Поэтому он не хотел философствовать. Он хотел затейничать. Порой он ощущал даже испуг от ослепительных вспышек света, что на миг, мгновение ему приходилось созерцать.
«Пётр Иванович, пожалуйста, не перебивайте, вы не расскажете, ей-богу, не расскажете, вы пришепётываете, у вас, я знаю, один зуб во рту со свистом… Э!» — сказал Бобчинский.
«Нет, Пётр Иванович, это я сказал „Э!“»
«Сначала вы сказали, а потом и я», — сказал Бобчинский.
В краткое время своего неприхотливого счастья, в минуты покоя и свободы в его странной жизни, за любимым столом и любимыми кушаньями он хотел от своих собеседников, от самого себя лишь весёлого расположения духа, лёгких причуд и капризов, необязательного, случайного остроумия, живости и бойкости экспромта, ничем не вызванного и ни к чему не обязывающего. В моменты застолья его привлекала неосознанная смышлёность и неосмысленная понятливость. Да просто словоохотливость, разговорчивость души, подзабывшей самоконтроль и отпущенной на волю. Философ сыпал анекдотами, подходящими и не очень, как это полагается делать в компании. Казалось, ещё немного и появятся прелестные нимфы. Но в обществе господина Канта царила не просто весёлость, а весёлость в границах вкуса.

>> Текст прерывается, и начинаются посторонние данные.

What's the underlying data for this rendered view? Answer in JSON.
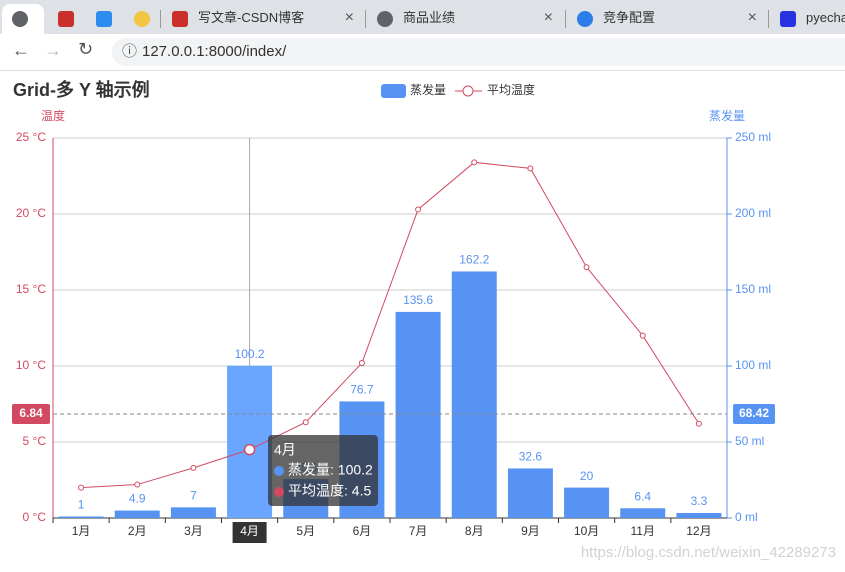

«И я, и я… позвольте и мне», — сказал Бобчинский.
«Нет, нет, Пётр Иванович, нельзя, нельзя», — сказал Антон Антонович.
«Ничего, ничего, я так: петушком, петушком побегу… мне бы только немножко в щёлочку — та в дверь этак посмотреть, как у него эти поступки…» — сказал Бобчинский.
Философ оставался философом. В его экспромтах, в его шутливых словесных канделябрах, которые он зажигал, — боже, как зажигал, они же металлические, но допустим, метафизически, зажигал — перед ошарашенными гостями, заключалось всегда нечто для головы и сердца. И многие, особенно почтительные и усердные, придя домой, записывали сказанное господином профессором за обеденным столом, как когда-то в юности конспектировали его лекции.
Но затянувшийся пламенный монолог его друга Гамана, который уже и не был философией, а какой-то тёмной, вредной путаницей… Возмущение хозяина дома было столь велико, что он на какое-то время перестал слышать говорящего. С удивлённым и одновременно отсутствующим видом он уставился на напитки и тарелки с едой, расставленные в обычном и раз навсегда определённом порядке. На столе было несколько сортов вина и вода, из всех существующих напитков Иммануил предпочитал именно эти, а гордость нации — пиво — отвергал совершенно, как вредоносный для тела и духа.
Пища философа отличалась простотой, едва ли не крестьянской, без всякого снобизма и вредных для здоровья изысков. Трапеза всегда состояла, — без каких-либо заметных отклонений, — из трески, густого гороха, гёттингенской колбасы, сыра, варёной свёклы, горчицы. Пожалуй, единственное, что нарушало почти отшельническую суровость принимаемой пищи, была зернистая икра. Маленькая слабость философствующего духа. Как видим, поглощаемое профессором и его гостем явно не выходило за пределы разумно необходимого.